Quase a sair de uma dessas povoações, reparo num senhor que regava a horta. Aproximei-me do portão. Reparei que não estava sozinho. Havia um cão, manso por sinal, uma senhora na casa dos 65 anos e ainda a mãe dessa senhora.
– Bom dia! Não me enche o cantil, por favor?
– Claro que sim – respondeu a senhora mais jovem.
– Ó homem, até lhe dou um garrafão de cinco litros. Comprei um há pouco, por acaso – disse a mãe.
– Não quer antes uma garrafa das grandes? – acrescentou a senhora.
– Não, obrigado, já vou bastante pesado.
– Então o que tem aí no joelho? – perguntou a mãe, ao ver o cão aproximar-se do portão para tentar lamber-me o joelho entrapado com umas fitas cinestésicas.
– Nada de mais, é uma dorzita.
– Olhe, diz que é bom deixar os cães lamber as feridas, diz que cura…
– Não sei não, acho que é capaz de ser mentira – arrisco.
– Já soube aí de umas coisas que se curaram com a saliva do cão – insistiu a mãe.
– Ó senhora, deixe lá o homem com isso – grita o genro, ainda com a mangueira na mão.
– Aqui está, bem fresquinha. Então para onde vai? Santiago? – pergunta a senhora mais nova, enquanto me entregava a garrafa.

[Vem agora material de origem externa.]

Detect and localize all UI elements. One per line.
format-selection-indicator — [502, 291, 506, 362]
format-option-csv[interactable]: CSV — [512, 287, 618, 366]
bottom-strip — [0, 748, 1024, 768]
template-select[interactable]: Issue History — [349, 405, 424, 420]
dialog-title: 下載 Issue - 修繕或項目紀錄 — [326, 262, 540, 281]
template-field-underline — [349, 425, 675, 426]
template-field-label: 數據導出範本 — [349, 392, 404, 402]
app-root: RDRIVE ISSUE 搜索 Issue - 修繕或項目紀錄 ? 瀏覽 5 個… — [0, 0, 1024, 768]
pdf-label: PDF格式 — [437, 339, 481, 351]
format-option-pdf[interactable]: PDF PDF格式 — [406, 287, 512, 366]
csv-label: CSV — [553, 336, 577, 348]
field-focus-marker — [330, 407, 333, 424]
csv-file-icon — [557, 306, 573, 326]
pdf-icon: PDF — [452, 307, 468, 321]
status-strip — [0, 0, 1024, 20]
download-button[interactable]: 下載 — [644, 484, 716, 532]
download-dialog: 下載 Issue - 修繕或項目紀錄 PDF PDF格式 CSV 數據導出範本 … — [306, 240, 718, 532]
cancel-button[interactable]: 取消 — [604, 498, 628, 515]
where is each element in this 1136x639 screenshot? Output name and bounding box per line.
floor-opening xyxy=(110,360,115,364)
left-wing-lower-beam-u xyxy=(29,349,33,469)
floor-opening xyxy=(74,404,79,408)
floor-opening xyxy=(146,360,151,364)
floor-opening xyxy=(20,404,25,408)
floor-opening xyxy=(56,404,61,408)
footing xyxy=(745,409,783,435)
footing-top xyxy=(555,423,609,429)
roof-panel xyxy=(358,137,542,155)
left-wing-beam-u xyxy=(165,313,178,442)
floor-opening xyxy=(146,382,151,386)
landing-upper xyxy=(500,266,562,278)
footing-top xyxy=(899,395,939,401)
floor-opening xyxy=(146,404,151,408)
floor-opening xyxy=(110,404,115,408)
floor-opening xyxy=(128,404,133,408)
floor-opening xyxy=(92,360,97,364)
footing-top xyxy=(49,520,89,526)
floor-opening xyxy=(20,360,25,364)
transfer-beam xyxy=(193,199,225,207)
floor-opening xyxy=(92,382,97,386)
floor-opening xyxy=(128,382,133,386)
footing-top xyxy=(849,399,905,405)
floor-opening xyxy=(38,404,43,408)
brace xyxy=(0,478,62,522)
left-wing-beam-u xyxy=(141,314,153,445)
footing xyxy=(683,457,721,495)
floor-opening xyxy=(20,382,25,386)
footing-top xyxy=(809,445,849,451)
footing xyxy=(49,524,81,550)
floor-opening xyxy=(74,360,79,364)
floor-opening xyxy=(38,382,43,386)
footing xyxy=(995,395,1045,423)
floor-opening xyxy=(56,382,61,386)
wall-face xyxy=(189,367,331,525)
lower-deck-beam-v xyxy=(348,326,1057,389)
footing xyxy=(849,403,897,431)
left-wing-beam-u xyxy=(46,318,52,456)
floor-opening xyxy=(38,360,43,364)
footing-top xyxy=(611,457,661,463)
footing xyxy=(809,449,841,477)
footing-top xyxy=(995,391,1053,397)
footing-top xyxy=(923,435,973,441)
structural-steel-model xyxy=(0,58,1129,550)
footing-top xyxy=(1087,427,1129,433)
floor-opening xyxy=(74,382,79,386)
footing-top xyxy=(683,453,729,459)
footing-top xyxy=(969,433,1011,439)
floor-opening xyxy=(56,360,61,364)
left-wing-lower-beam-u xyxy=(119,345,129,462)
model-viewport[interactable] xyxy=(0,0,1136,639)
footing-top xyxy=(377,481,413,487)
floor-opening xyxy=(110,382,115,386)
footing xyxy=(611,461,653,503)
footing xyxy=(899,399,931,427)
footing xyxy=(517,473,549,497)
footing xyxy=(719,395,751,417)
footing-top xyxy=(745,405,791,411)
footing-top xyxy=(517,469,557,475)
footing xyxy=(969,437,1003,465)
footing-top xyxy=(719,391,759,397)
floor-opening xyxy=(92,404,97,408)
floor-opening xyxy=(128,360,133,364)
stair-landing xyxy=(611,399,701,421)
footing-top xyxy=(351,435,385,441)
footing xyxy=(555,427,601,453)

Expliquei que não e ao que andava.
– Mas tem comido?
– Sim.
– Não quer uma laranja ou duas? Você come? E dormir, dorme ou faz tudo seguido?
– Não quero a laranja, obrigado, vou almoçar daqui a pouco. E durmo sim, então não havia de dormir?
– Às vezes vão assim com essa coisa na cabeça, meio amalucados, e não dormem nem nada! – dispara a mãe.
A filha e o genro repreenderam-na. Eu ri bastante.
E voltei a rir diversas vezes ao logo do caminho ao lembrar-me do comentário tão acertado da mãe.
Agora, enquanto escrevo, questiono-me sobre o que diria a senhora se me tivesse visto, um par de quilómetros antes, a ensaiar voz de tenor enquanto atravessava um túnel. Não imaginam o eco.